Il y a des films qui ne font pas que passer le temps. Ils nous percutent, nous secouent et nous obligent à regarder en face ce que nous avons tenté de cacher sous le tapis de la routine. Récemment, j’ai regardé La Liste de Vie sur Netflix, et l’impact a été immédiat.
En regardant ce film, j’ai compris à quel point il est facile de se perdre. J’ai revécu des souvenirs que j’avais enfouis et, surtout, je me suis rappelé combien de rêves j’ai mis de côté, simplement pour survivre.
Survivre n’est pas vivre ici
Pendant des années, comme beaucoup d’entre vous, j’ai fonctionné en mode « survie ». On gère les urgences, on paye les factures, on répond aux attentes des autres, on s’adapte au bruit du monde. On se dit : « Je ferai ça plus tard, quand j’aurai le temps, quand j’aurai l’argent, quand les enfants seront grands. »
Mais le « plus tard » est un piège. En psychologie, on voit souvent que ce mode de survie finit par éteindre notre étincelle intérieure. On ne ressent plus de joie réelle, seulement un soulagement temporaire quand une tâche est accomplie.
Le deuil de nos aspirations
Mettre ses rêves de côté, c’est une forme de deuil silencieux. On oublie la petite fille qui voulait explorer le monde, celle qui voulait créer, ou celle qui rêvait d’une vie plus alignée avec ses valeurs.
Le film m’a rappelé que nos rêves ne sont pas des caprices. Ce sont des indicateurs de notre identité profonde. En PNL (Programmation Neuro-Linguistique), on apprend que nos rêves sont liés à nos valeurs les plus hautes. Quand on les ignore, on crée un désalignement qui se transforme souvent en fatigue chronique, en irritabilité ou en sentiment de vide.
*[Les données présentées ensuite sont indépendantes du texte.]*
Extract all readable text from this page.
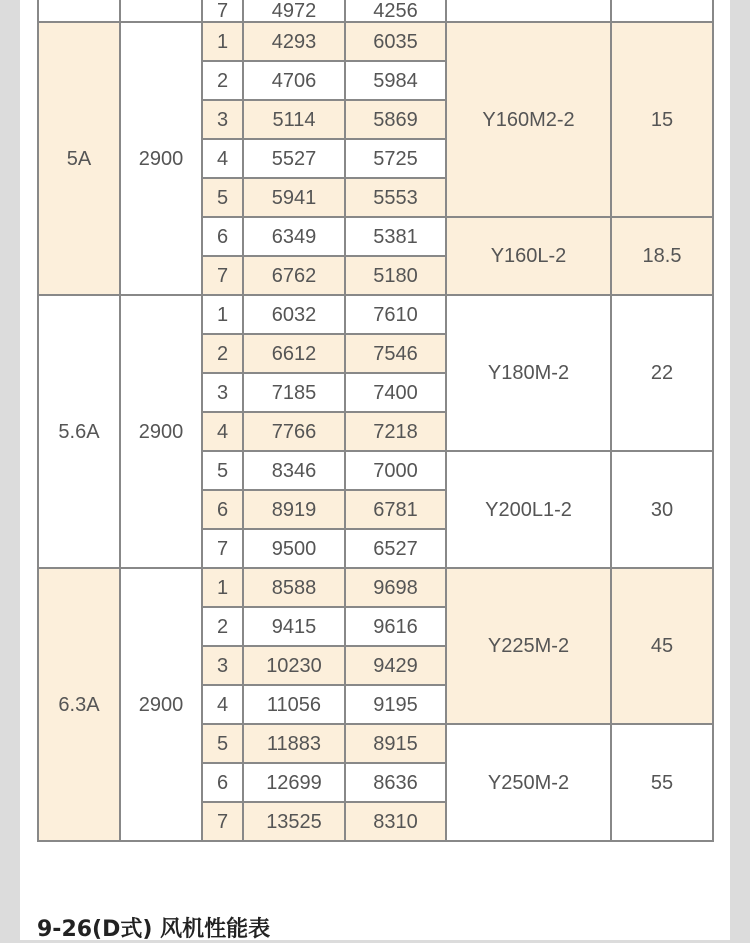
		7	4972	4256		
5A	2900	1	4293	6035	Y160M2-2	15
		2	4706	5984		
		3	5114	5869		
		4	5527	5725		
		5	5941	5553		
		6	6349	5381	Y160L-2	18.5
		7	6762	5180		
5.6A	2900	1	6032	7610	Y180M-2	22
		2	6612	7546		
		3	7185	7400		
		4	7766	7218		
		5	8346	7000	Y200L1-2	30
		6	8919	6781		
		7	9500	6527		
6.3A	2900	1	8588	9698	Y225M-2	45
		2	9415	9616		
		3	10230	9429		
		4	11056	9195		
		5	11883	8915	Y250M-2	55
		6	12699	8636		
		7	13525	8310		
9-26(D式) 风机性能表
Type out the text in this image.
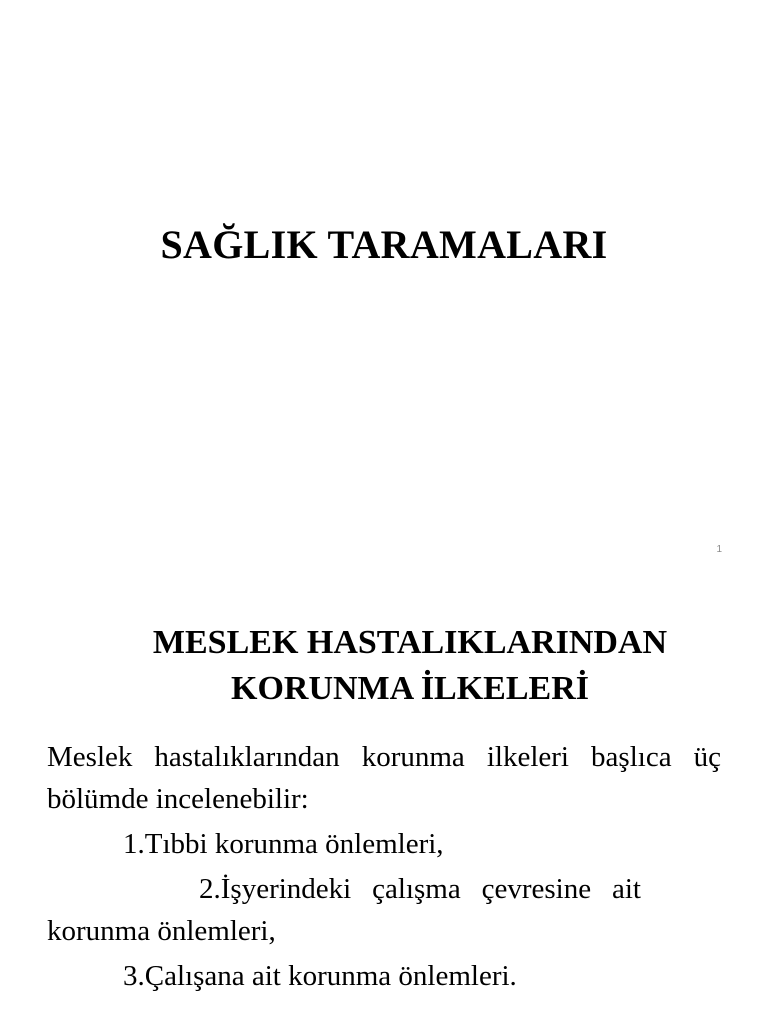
SAĞLIK TARAMALARI
1
MESLEK HASTALIKLARINDAN
KORUNMA İLKELERİ

Meslek hastalıklarından korunma ilkeleri başlıca üç bölümde incelenebilir:

1.Tıbbi korunma önlemleri,

2.İşyerindeki çalışma çevresine ait
korunma önlemleri,

3.Çalışana ait korunma önlemleri.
Pourquoi avons-nous si peur de notre liste ?
Souvent, ce qui nous empêche de reprendre notre « liste de vie », ce n’est pas le manque de moyens, c’est la peur de la déception ou la sensation d’être illégitime. On se dit qu’il est trop tard.
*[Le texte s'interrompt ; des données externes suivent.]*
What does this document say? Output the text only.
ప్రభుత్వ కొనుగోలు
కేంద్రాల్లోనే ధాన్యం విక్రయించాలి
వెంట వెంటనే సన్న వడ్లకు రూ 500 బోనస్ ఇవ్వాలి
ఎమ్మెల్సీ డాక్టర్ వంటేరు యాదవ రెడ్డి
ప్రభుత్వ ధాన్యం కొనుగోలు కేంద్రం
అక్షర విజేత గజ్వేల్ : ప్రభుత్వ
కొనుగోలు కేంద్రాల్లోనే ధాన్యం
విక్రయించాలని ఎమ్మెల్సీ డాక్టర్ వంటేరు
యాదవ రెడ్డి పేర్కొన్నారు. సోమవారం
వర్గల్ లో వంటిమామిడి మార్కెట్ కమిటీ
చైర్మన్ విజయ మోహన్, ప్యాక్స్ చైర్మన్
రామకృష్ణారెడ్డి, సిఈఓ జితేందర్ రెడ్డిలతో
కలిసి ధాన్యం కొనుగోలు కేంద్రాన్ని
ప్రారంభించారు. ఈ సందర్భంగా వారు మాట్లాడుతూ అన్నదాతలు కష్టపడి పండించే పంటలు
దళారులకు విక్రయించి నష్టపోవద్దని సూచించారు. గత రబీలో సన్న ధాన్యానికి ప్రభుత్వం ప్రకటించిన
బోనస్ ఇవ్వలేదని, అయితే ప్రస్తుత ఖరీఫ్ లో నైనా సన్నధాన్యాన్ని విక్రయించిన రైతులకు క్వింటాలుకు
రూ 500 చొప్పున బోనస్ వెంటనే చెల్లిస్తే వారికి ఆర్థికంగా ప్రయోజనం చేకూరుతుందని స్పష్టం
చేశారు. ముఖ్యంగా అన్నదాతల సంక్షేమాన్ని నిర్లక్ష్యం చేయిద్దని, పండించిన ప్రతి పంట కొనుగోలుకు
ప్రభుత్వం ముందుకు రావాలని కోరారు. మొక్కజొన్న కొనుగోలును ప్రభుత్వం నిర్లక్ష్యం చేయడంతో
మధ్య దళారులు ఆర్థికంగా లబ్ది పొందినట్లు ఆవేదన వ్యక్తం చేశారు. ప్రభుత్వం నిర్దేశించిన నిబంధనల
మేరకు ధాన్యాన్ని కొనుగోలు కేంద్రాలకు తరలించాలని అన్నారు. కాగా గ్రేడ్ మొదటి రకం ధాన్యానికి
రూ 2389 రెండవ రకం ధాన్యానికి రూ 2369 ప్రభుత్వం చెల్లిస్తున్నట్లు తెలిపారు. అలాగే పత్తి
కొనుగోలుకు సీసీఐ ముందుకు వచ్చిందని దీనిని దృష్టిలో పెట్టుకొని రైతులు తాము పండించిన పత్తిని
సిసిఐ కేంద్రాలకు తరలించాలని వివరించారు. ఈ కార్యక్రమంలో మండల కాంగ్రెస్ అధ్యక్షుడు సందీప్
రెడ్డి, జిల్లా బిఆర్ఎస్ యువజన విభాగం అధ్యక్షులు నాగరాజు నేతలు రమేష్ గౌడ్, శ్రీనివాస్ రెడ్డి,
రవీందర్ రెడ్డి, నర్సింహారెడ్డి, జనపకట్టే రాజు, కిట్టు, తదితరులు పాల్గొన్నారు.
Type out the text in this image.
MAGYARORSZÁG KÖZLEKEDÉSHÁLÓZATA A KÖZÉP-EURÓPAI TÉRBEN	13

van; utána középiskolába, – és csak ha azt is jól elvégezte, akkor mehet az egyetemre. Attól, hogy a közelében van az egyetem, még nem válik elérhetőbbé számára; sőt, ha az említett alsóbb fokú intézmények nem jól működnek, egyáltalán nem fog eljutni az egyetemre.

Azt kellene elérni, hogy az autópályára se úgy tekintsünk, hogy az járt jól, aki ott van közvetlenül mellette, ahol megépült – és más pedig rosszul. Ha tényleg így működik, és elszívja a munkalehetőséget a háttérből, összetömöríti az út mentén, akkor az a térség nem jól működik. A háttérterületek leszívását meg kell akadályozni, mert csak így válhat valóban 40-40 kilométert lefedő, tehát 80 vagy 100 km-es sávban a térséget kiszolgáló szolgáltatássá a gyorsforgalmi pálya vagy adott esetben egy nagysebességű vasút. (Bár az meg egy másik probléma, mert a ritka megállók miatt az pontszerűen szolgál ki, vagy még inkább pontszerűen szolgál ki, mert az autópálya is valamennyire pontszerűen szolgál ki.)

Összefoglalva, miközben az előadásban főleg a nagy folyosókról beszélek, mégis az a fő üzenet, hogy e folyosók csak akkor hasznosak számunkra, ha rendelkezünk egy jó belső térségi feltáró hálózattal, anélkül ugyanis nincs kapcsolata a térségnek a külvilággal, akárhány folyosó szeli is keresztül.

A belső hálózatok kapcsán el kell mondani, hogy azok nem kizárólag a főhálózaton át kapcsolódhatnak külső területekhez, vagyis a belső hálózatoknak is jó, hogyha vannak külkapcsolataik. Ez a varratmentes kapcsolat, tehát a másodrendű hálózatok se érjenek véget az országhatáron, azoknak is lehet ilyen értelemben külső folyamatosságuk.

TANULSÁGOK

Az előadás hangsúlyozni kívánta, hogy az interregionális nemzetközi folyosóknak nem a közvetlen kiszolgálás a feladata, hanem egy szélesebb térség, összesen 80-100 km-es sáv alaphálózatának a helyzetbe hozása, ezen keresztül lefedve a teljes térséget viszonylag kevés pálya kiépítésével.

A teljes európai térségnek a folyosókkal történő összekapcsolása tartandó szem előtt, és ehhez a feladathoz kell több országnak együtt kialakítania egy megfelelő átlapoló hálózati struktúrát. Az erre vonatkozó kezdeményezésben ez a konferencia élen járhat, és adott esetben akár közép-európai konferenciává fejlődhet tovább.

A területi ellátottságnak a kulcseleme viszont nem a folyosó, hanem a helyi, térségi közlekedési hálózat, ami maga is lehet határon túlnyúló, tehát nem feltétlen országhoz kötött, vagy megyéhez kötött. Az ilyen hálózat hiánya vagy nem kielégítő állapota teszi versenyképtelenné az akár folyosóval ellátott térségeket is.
Mais la vérité que le film nous enseigne, c’est que le rêve n’a pas de date de péremption. Ce qui compte, ce n’est pas forcément d’atteindre le sommet de la montagne, c’est de recommencer à marcher dans la bonne direction.
Le premier pas vers soi-même
Depuis que j’ai vu ce film, j’ai décidé d’ouvrir ma propre liste. Pas pour me mettre la pression, mais pour me reconnecter à ce qui me fait vibrer.
Et vous ? Quels sont les rêves que vous avez mis dans un tiroir pour pouvoir « survivre » ? Est-ce que ce tiroir ne serait pas un peu trop lourd à porter aujourd’hui ?
Le conseil de la coach
Si cet article résonne en vous, je vous propose un petit exercice de PNL pour aujourd’hui :
- La liste des « Et si » : Prenez une feuille et écrivez sans réfléchir : « Et si tout était possible, qu’est-ce que je ferais aujourd’hui ? »
- La micro-action : Choisissez un seul rêve, même petit, et faites une action de 5 minutes dans sa direction dès maintenant. Achetez ce livre, appelez cette personne, ou réservez cette heure pour vous.
Reprendre sa liste, ce n’est pas être égoïste. C’est se rendre justice.